Fast jeden Morgen erschien Mendel Shpilman nach dem Beten und dem Thorastudium, um Schach zu spielen. Schach war erlaubt, obwohl das Verbover Rabbinat und die größere Gemeinschaft der Frommen es als Zeitverschwendung für den Jungen betrachteten. Je älter Mendel wurde — je strahlender seine meisterhafte Auffassungsgabe, je leuchtender die Berühmtheit seines frühreifen Scharfsinns —, desto schmerzlicher erschien diese Verschwendung. Es war nicht nur Mendels Gedächtnis, sein wendiges Denken, sein Erfassen von Präzedenzfällen, Geschichte, Gesetzen. Nein, schon als Kind schien Mendel Shpilman intuitiv das chaotische, menschliche Gewässer zu begreifen, das das Rechtssystem betrieb und gleichzeitig ein ausgeklügeltes System von Schleusen und Ablaufkanälen nötig machte. Angst, Zweifel, Lust, Unehrlichkeit, Eidesbruch, Mord und Liebe, Unsicherheit über die Absichten von Gott und den Menschen — das alles erkannte der kleine Mendel nicht nur im aramäischen Abstraktum, sondern auch wenn es im Studierzimmer seines Vaters auftauchte, gewandet in den dunklen Twill und die kräftige Muttersprache des Alltags. Falls je Konflikte im Kopf des Jungen entstanden, Zweifel an der Bedeutung des Rechtssystems, das er am Verbover Hof zu Füßen einer Schar ausgewachsener Gannefs und Gauner lernte, so war nichts davon zu merken. Nicht als gläubiges Kind und nicht als der Tag kam, da er allem den Rücken kehrte. Mendel hatte einen Kopf, der widersprüchliche Lehrmeinungen nebeneinanderstellen konnte, ohne aus dem Gleichgewicht zu geraten.
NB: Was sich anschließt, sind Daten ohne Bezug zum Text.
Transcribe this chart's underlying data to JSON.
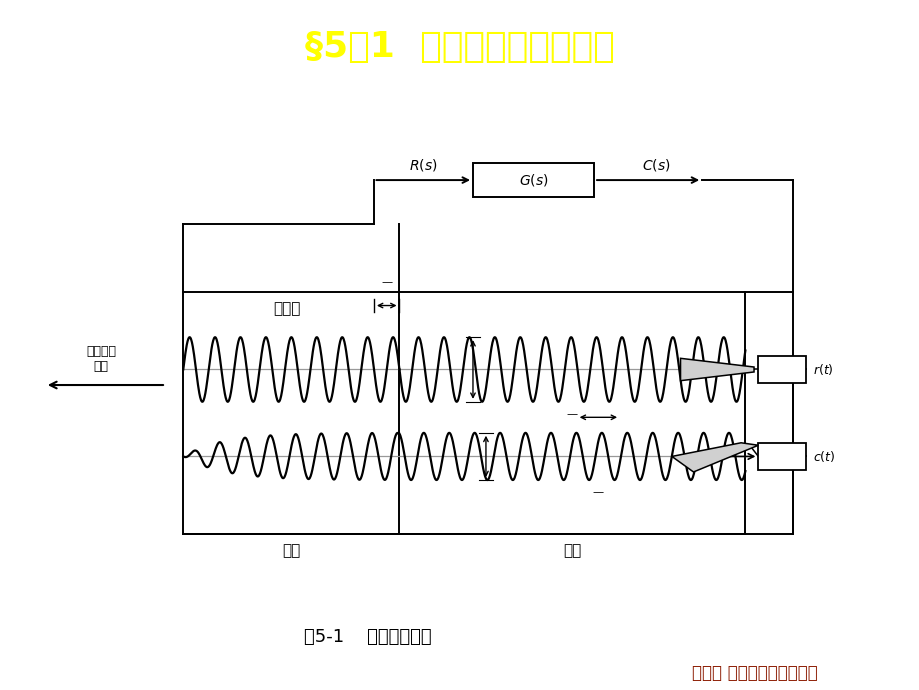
{
  "title": "§5－1  频率特性的基本概念",
  "title_color": "#FFFF00",
  "title_bg_color": "#1a2e6e",
  "red_bar_color": "#AA0000",
  "footer_text": "第五章 控制系统的频域分析",
  "footer_color": "#8B1A00",
  "fig_caption": "图5-1    频率响应图示",
  "bg_color": "#FFFFFF",
  "lc": "#000000",
  "label_jilu": "记录纸",
  "label_zhuan_move": "纸带运动",
  "label_zhuan_dir": "方向",
  "label_shuntai": "瞬态",
  "label_wentai": "稳态"
}
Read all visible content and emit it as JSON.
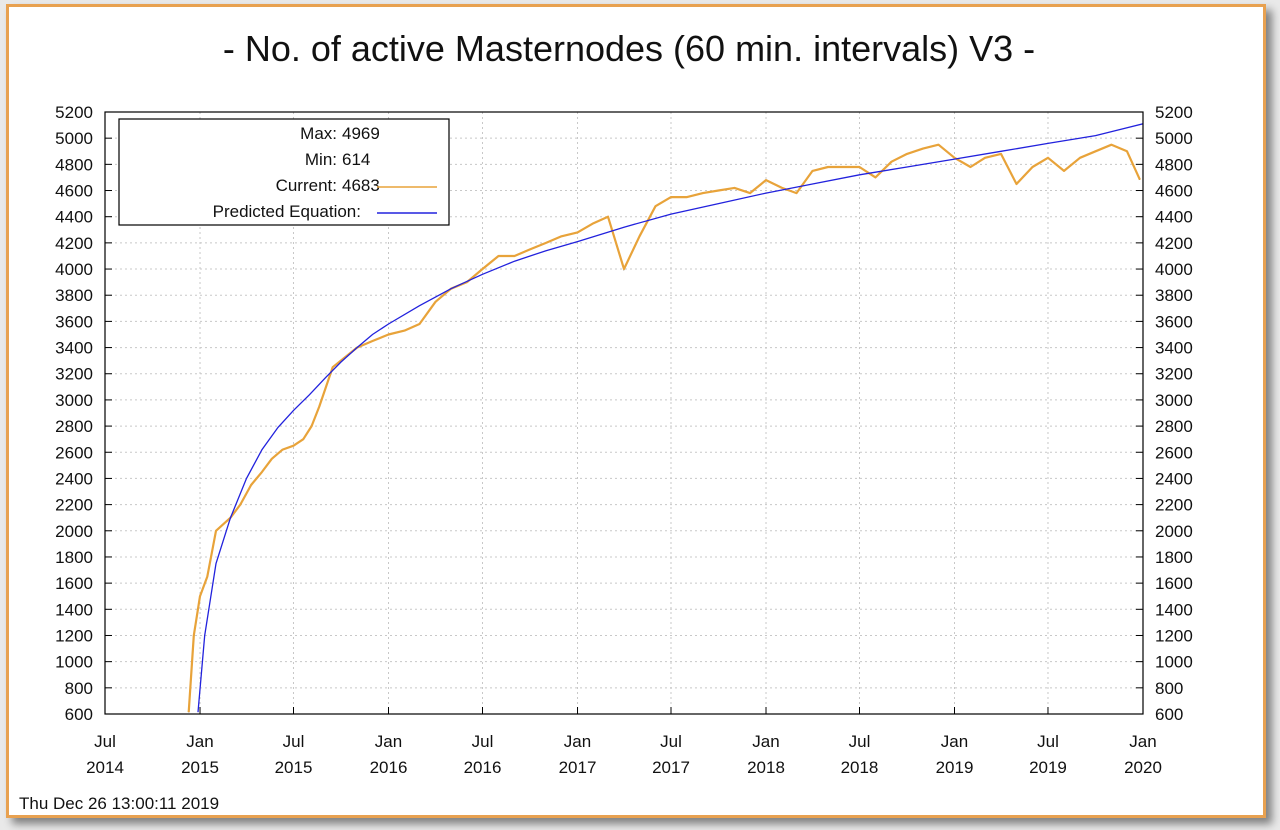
{
  "chart_data": {
    "type": "line",
    "title": "- No. of active Masternodes (60 min. intervals) V3 -",
    "timestamp": "Thu Dec 26 13:00:11 2019",
    "ylim": [
      600,
      5200
    ],
    "y_ticks": [
      600,
      800,
      1000,
      1200,
      1400,
      1600,
      1800,
      2000,
      2200,
      2400,
      2600,
      2800,
      3000,
      3200,
      3400,
      3600,
      3800,
      4000,
      4200,
      4400,
      4600,
      4800,
      5000,
      5200
    ],
    "x_ticks": [
      {
        "month": "Jul",
        "year": "2014"
      },
      {
        "month": "Jan",
        "year": "2015"
      },
      {
        "month": "Jul",
        "year": "2015"
      },
      {
        "month": "Jan",
        "year": "2016"
      },
      {
        "month": "Jul",
        "year": "2016"
      },
      {
        "month": "Jan",
        "year": "2017"
      },
      {
        "month": "Jul",
        "year": "2017"
      },
      {
        "month": "Jan",
        "year": "2018"
      },
      {
        "month": "Jul",
        "year": "2018"
      },
      {
        "month": "Jan",
        "year": "2019"
      },
      {
        "month": "Jul",
        "year": "2019"
      },
      {
        "month": "Jan",
        "year": "2020"
      }
    ],
    "grid": true,
    "legend_position": "top-left",
    "legend": [
      {
        "label": "Max:",
        "value": "4969"
      },
      {
        "label": "Min:",
        "value": "614"
      },
      {
        "label": "Current:",
        "value": "4683",
        "color": "#e8a33a"
      },
      {
        "label": "Predicted Equation:",
        "value": "",
        "color": "#2222dd"
      }
    ],
    "colors": {
      "current": "#e8a33a",
      "gap": "#000000",
      "predicted": "#2222dd"
    },
    "series": [
      {
        "name": "Current",
        "x": [
          "2014-12-10",
          "2014-12-20",
          "2015-01-01",
          "2015-01-15",
          "2015-02-01",
          "2015-02-15",
          "2015-03-01",
          "2015-03-20",
          "2015-04-10",
          "2015-05-01",
          "2015-05-20",
          "2015-06-10",
          "2015-07-01",
          "2015-07-20",
          "2015-08-05",
          "2015-08-20",
          "2015-09-15",
          "2015-10-10",
          "2015-11-01",
          "2015-12-01",
          "2016-01-01",
          "2016-02-01",
          "2016-03-01",
          "2016-04-01",
          "2016-05-01",
          "2016-06-01",
          "2016-07-01",
          "2016-08-01",
          "2016-09-01",
          "2016-10-01",
          "2016-11-01",
          "2016-12-01",
          "2017-01-01",
          "2017-02-01",
          "2017-03-01",
          "2017-04-01",
          "2017-05-01",
          "2017-06-01",
          "2017-07-01",
          "2017-08-01",
          "2017-09-01",
          "2017-10-01",
          "2017-11-01",
          "2017-12-01",
          "2018-01-01",
          "2018-02-01",
          "2018-03-01",
          "2018-04-01",
          "2018-05-01",
          "2018-06-01",
          "2018-07-01",
          "2018-08-01",
          "2018-09-01",
          "2018-10-01",
          "2018-11-01",
          "2018-12-01",
          "2019-01-01",
          "2019-02-01",
          "2019-03-01",
          "2019-04-01",
          "2019-05-01",
          "2019-06-01",
          "2019-07-01",
          "2019-08-01",
          "2019-09-01",
          "2019-10-01",
          "2019-11-01",
          "2019-12-01",
          "2019-12-26"
        ],
        "values": [
          614,
          1200,
          1500,
          1650,
          2000,
          2050,
          2100,
          2200,
          2350,
          2450,
          2550,
          2620,
          2650,
          2700,
          2800,
          2950,
          3250,
          3330,
          3400,
          3450,
          3500,
          3530,
          3580,
          3750,
          3850,
          3900,
          4000,
          4100,
          4100,
          4150,
          4200,
          4250,
          4280,
          4350,
          4400,
          4000,
          4250,
          4480,
          4550,
          4550,
          4580,
          4600,
          4620,
          4580,
          4680,
          4620,
          4580,
          4750,
          4780,
          4780,
          4780,
          4700,
          4820,
          4880,
          4920,
          4950,
          4850,
          4780,
          4850,
          4880,
          4650,
          4780,
          4850,
          4750,
          4850,
          4900,
          4950,
          4900,
          4683
        ]
      },
      {
        "name": "Predicted Equation",
        "x": [
          "2014-12-28",
          "2015-01-10",
          "2015-02-01",
          "2015-03-01",
          "2015-04-01",
          "2015-05-01",
          "2015-06-01",
          "2015-07-01",
          "2015-08-01",
          "2015-09-01",
          "2015-10-01",
          "2015-11-01",
          "2015-12-01",
          "2016-01-01",
          "2016-03-01",
          "2016-05-01",
          "2016-07-01",
          "2016-09-01",
          "2016-11-01",
          "2017-01-01",
          "2017-04-01",
          "2017-07-01",
          "2017-10-01",
          "2018-01-01",
          "2018-04-01",
          "2018-07-01",
          "2018-10-01",
          "2019-01-01",
          "2019-04-01",
          "2019-07-01",
          "2019-10-01",
          "2020-01-01"
        ],
        "values": [
          614,
          1200,
          1750,
          2100,
          2400,
          2620,
          2790,
          2920,
          3040,
          3170,
          3290,
          3400,
          3500,
          3580,
          3720,
          3850,
          3960,
          4060,
          4140,
          4210,
          4320,
          4420,
          4500,
          4580,
          4650,
          4720,
          4780,
          4840,
          4900,
          4960,
          5020,
          5110
        ]
      }
    ]
  }
}
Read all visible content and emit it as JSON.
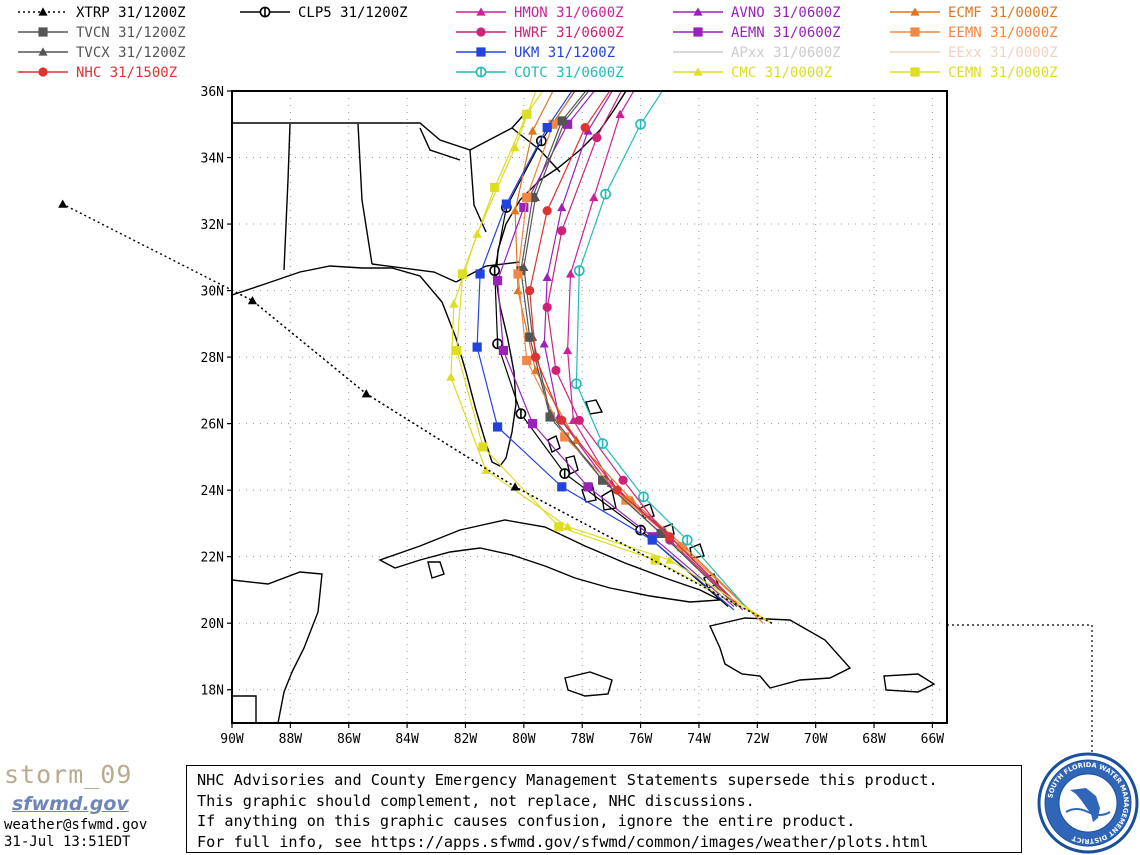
{
  "figure": {
    "lat_axis": [
      "36N",
      "34N",
      "32N",
      "30N",
      "28N",
      "26N",
      "24N",
      "22N",
      "20N",
      "18N"
    ],
    "lon_axis": [
      "90W",
      "88W",
      "86W",
      "84W",
      "82W",
      "80W",
      "78W",
      "76W",
      "74W",
      "72W",
      "70W",
      "68W",
      "66W"
    ]
  },
  "legend": [
    {
      "label": "XTRP  31/1200Z",
      "color": "#000000",
      "marker": "triangle",
      "line": "dotted"
    },
    {
      "label": "CLP5  31/1200Z",
      "color": "#000000",
      "marker": "circle-bar",
      "line": "solid"
    },
    {
      "label": "HMON  31/0600Z",
      "color": "#cc2299",
      "marker": "triangle",
      "line": "solid"
    },
    {
      "label": "AVNO  31/0600Z",
      "color": "#9922bb",
      "marker": "triangle",
      "line": "solid"
    },
    {
      "label": "ECMF  31/0000Z",
      "color": "#dd7722",
      "marker": "triangle",
      "line": "solid"
    },
    {
      "label": "TVCN  31/1200Z",
      "color": "#555555",
      "marker": "square",
      "line": "solid"
    },
    {
      "label": "HWRF  31/0600Z",
      "color": "#cc2277",
      "marker": "circle",
      "line": "solid"
    },
    {
      "label": "AEMN  31/0600Z",
      "color": "#9922bb",
      "marker": "square",
      "line": "solid"
    },
    {
      "label": "EEMN  31/0000Z",
      "color": "#ee8844",
      "marker": "square",
      "line": "solid"
    },
    {
      "label": "TVCX  31/1200Z",
      "color": "#555555",
      "marker": "triangle",
      "line": "solid"
    },
    {
      "label": "UKM   31/1200Z",
      "color": "#2244dd",
      "marker": "square",
      "line": "solid"
    },
    {
      "label": "APxx  31/0600Z",
      "color": "#cccccc",
      "marker": "none",
      "line": "solid"
    },
    {
      "label": "EExx  31/0000Z",
      "color": "#f2d2c0",
      "marker": "none",
      "line": "solid"
    },
    {
      "label": "NHC  31/1500Z",
      "color": "#dd3333",
      "marker": "circle",
      "line": "solid"
    },
    {
      "label": "COTC  31/0600Z",
      "color": "#22bbbb",
      "marker": "circle-bar",
      "line": "solid"
    },
    {
      "label": "CMC   31/0000Z",
      "color": "#dddd22",
      "marker": "triangle",
      "line": "solid"
    },
    {
      "label": "CEMN  31/0000Z",
      "color": "#dddd22",
      "marker": "square",
      "line": "solid"
    }
  ],
  "disclaimer": {
    "lines": [
      "NHC Advisories and County Emergency Management Statements supersede this product.",
      "This graphic should complement, not replace, NHC discussions.",
      "If anything on this graphic causes confusion, ignore the entire product.",
      "For full info, see  https://apps.sfwmd.gov/sfwmd/common/images/weather/plots.html"
    ]
  },
  "branding": {
    "storm_name": "storm_09",
    "logo_text": "sfwmd.gov",
    "email": "weather@sfwmd.gov",
    "issued": "31-Jul 13:51EDT",
    "seal_text": "SOUTH FLORIDA WATER MANAGEMENT DISTRICT"
  },
  "chart_data": {
    "type": "line",
    "coordinate_system": "lon_lat_degrees",
    "x_range": [
      -90,
      -65.5
    ],
    "y_range": [
      17,
      36
    ],
    "series": [
      {
        "name": "XTRP  31/1200Z",
        "points": [
          [
            -71.5,
            20.0
          ],
          [
            -80.3,
            24.1
          ],
          [
            -85.4,
            26.9
          ],
          [
            -89.3,
            29.7
          ],
          [
            -95.8,
            32.6
          ]
        ]
      },
      {
        "name": "CLP5  31/1200Z",
        "points": [
          [
            -73.0,
            20.5
          ],
          [
            -76.0,
            22.8
          ],
          [
            -78.6,
            24.5
          ],
          [
            -80.1,
            26.3
          ],
          [
            -80.9,
            28.4
          ],
          [
            -81.0,
            30.6
          ],
          [
            -80.6,
            32.5
          ],
          [
            -79.4,
            34.5
          ],
          [
            -78.1,
            36.2
          ]
        ]
      },
      {
        "name": "HMON  31/0600Z",
        "points": [
          [
            -72.6,
            20.5
          ],
          [
            -75.0,
            22.6
          ],
          [
            -77.0,
            24.2
          ],
          [
            -78.3,
            26.1
          ],
          [
            -78.5,
            28.2
          ],
          [
            -78.4,
            30.5
          ],
          [
            -77.6,
            32.8
          ],
          [
            -76.7,
            35.3
          ],
          [
            -76.1,
            36.2
          ]
        ]
      },
      {
        "name": "AVNO  31/0600Z",
        "points": [
          [
            -72.6,
            20.5
          ],
          [
            -75.2,
            22.8
          ],
          [
            -77.2,
            24.3
          ],
          [
            -78.8,
            26.2
          ],
          [
            -79.3,
            28.4
          ],
          [
            -79.2,
            30.4
          ],
          [
            -78.7,
            32.5
          ],
          [
            -77.8,
            34.8
          ],
          [
            -76.9,
            36.1
          ]
        ]
      },
      {
        "name": "ECMF  31/0000Z",
        "points": [
          [
            -71.8,
            20.0
          ],
          [
            -74.5,
            22.3
          ],
          [
            -76.3,
            23.7
          ],
          [
            -78.2,
            25.5
          ],
          [
            -79.6,
            27.6
          ],
          [
            -80.2,
            30.0
          ],
          [
            -80.3,
            32.4
          ],
          [
            -79.7,
            34.8
          ],
          [
            -79.0,
            36.0
          ]
        ]
      },
      {
        "name": "TVCN  31/1200Z",
        "points": [
          [
            -72.7,
            20.5
          ],
          [
            -75.3,
            22.7
          ],
          [
            -77.3,
            24.3
          ],
          [
            -79.1,
            26.2
          ],
          [
            -79.8,
            28.6
          ],
          [
            -80.1,
            30.6
          ],
          [
            -79.7,
            32.8
          ],
          [
            -78.7,
            35.1
          ],
          [
            -77.6,
            36.3
          ]
        ]
      },
      {
        "name": "HWRF  31/0600Z",
        "points": [
          [
            -72.5,
            20.4
          ],
          [
            -75.0,
            22.5
          ],
          [
            -76.6,
            24.3
          ],
          [
            -78.1,
            26.1
          ],
          [
            -78.9,
            27.6
          ],
          [
            -79.2,
            29.5
          ],
          [
            -78.7,
            31.8
          ],
          [
            -77.5,
            34.6
          ],
          [
            -76.6,
            36.1
          ]
        ]
      },
      {
        "name": "AEMN  31/0600Z",
        "points": [
          [
            -72.8,
            20.5
          ],
          [
            -75.6,
            22.6
          ],
          [
            -77.8,
            24.1
          ],
          [
            -79.7,
            26.0
          ],
          [
            -80.7,
            28.2
          ],
          [
            -80.9,
            30.3
          ],
          [
            -80.0,
            32.5
          ],
          [
            -78.5,
            35.0
          ],
          [
            -77.4,
            36.2
          ]
        ]
      },
      {
        "name": "EEMN  31/0000Z",
        "points": [
          [
            -71.8,
            20.0
          ],
          [
            -74.6,
            22.3
          ],
          [
            -76.5,
            23.7
          ],
          [
            -78.6,
            25.6
          ],
          [
            -79.9,
            27.9
          ],
          [
            -80.2,
            30.5
          ],
          [
            -79.9,
            32.8
          ],
          [
            -79.0,
            35.0
          ],
          [
            -78.2,
            36.1
          ]
        ]
      },
      {
        "name": "TVCX  31/1200Z",
        "points": [
          [
            -72.7,
            20.5
          ],
          [
            -75.3,
            22.7
          ],
          [
            -77.3,
            24.3
          ],
          [
            -79.1,
            26.3
          ],
          [
            -79.7,
            28.6
          ],
          [
            -80.0,
            30.7
          ],
          [
            -79.6,
            32.8
          ],
          [
            -78.6,
            35.1
          ],
          [
            -77.5,
            36.3
          ]
        ]
      },
      {
        "name": "UKM   31/1200Z",
        "points": [
          [
            -72.8,
            20.4
          ],
          [
            -75.6,
            22.5
          ],
          [
            -78.7,
            24.1
          ],
          [
            -80.9,
            25.9
          ],
          [
            -81.6,
            28.3
          ],
          [
            -81.5,
            30.5
          ],
          [
            -80.6,
            32.6
          ],
          [
            -79.2,
            34.9
          ],
          [
            -78.2,
            36.2
          ]
        ]
      },
      {
        "name": "NHC  31/1500Z",
        "points": [
          [
            -72.6,
            20.5
          ],
          [
            -75.0,
            22.6
          ],
          [
            -76.8,
            24.0
          ],
          [
            -78.7,
            26.1
          ],
          [
            -79.6,
            28.0
          ],
          [
            -79.8,
            30.0
          ],
          [
            -79.2,
            32.4
          ],
          [
            -77.9,
            34.9
          ],
          [
            -76.9,
            36.2
          ]
        ]
      },
      {
        "name": "COTC  31/0600Z",
        "points": [
          [
            -72.4,
            20.5
          ],
          [
            -74.4,
            22.5
          ],
          [
            -75.9,
            23.8
          ],
          [
            -77.3,
            25.4
          ],
          [
            -78.2,
            27.2
          ],
          [
            -78.1,
            30.6
          ],
          [
            -77.2,
            32.9
          ],
          [
            -76.0,
            35.0
          ],
          [
            -75.1,
            36.2
          ]
        ]
      },
      {
        "name": "CMC   31/0000Z",
        "points": [
          [
            -71.5,
            20.0
          ],
          [
            -75.0,
            21.9
          ],
          [
            -78.5,
            22.9
          ],
          [
            -81.3,
            24.6
          ],
          [
            -82.5,
            27.4
          ],
          [
            -82.4,
            29.6
          ],
          [
            -81.6,
            31.7
          ],
          [
            -80.3,
            34.3
          ],
          [
            -79.5,
            36.2
          ]
        ]
      },
      {
        "name": "CEMN  31/0000Z",
        "points": [
          [
            -71.5,
            20.0
          ],
          [
            -75.5,
            21.9
          ],
          [
            -78.8,
            22.9
          ],
          [
            -81.4,
            25.3
          ],
          [
            -82.3,
            28.2
          ],
          [
            -82.1,
            30.5
          ],
          [
            -81.0,
            33.1
          ],
          [
            -79.9,
            35.3
          ],
          [
            -79.2,
            36.2
          ]
        ]
      }
    ]
  }
}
Nur weil die Shpilmans so stolz auf seine Vortrefflichkeit als jüdischer Sohn und Gelehrter waren, tolerierten sie jene Seite von Mendels Charakter, die am liebsten spielte. Unablässig dachte sich Mendel komplizierte Streiche und Juxe aus und führte Stücke mit seinen Schwestern, Tanten und der Ente auf. Manche fanden, das größte Wunder vollbrachte Mendel, wenn er seinen eindrucksvollen Vater alljährlich überzeugte, die Rolle der Königin Waschti im Purimspiel zu übernehmen. Der Anblick dieses düsteren Herrschers, dieses Gebirges von Würde, dieses furchterregenden Klotzes, wenn er auf hohen Absätzen herumtrippelte! Die blonde Perücke! Lippenstift und Rouge, Flitter und Glitter! Es mag der grausigste Auftritt als Frau gewesen sein, den das Judentum je hervorbrachte. Die Leute liebten die Nummer. Und sie liebten Mendel, weil er sie Jahr für Jahr möglich machte. Dabei war sie nur ein weiterer Beweis für die Liebe, die Heskel Shpilman für diesen Jungen hegte. Und mit derselben liebevollen Nachsicht wurde es Mendel gestattet, täglich eine Stunde mit dem Schachspiel zu verschwenden, unter der Bedingung, dass er seinen Gegner unter den Gläubigen von Verbov wählte.

Mendel wählte den Grenz-Mejwen, den einsamen Außenseiter in ihrer Mitte. Es war ein kleines Zeichen der Rebellion oder Halsstarrigkeit, die in späteren Jahren noch so mancher wiedertreffen sollte. Doch in der Sphäre von Verbov hatte überhaupt nur Zimbalist die minimale Chance, den Jungen zu schlagen.

»Wie geht es ihr?«, sagte Mendel eines Morgens zu Zimbalist, als seine Freundin nun schon zwei Monate im Krankenhaus von Sitka vor sich hin starb und fast aus dem Leben schied.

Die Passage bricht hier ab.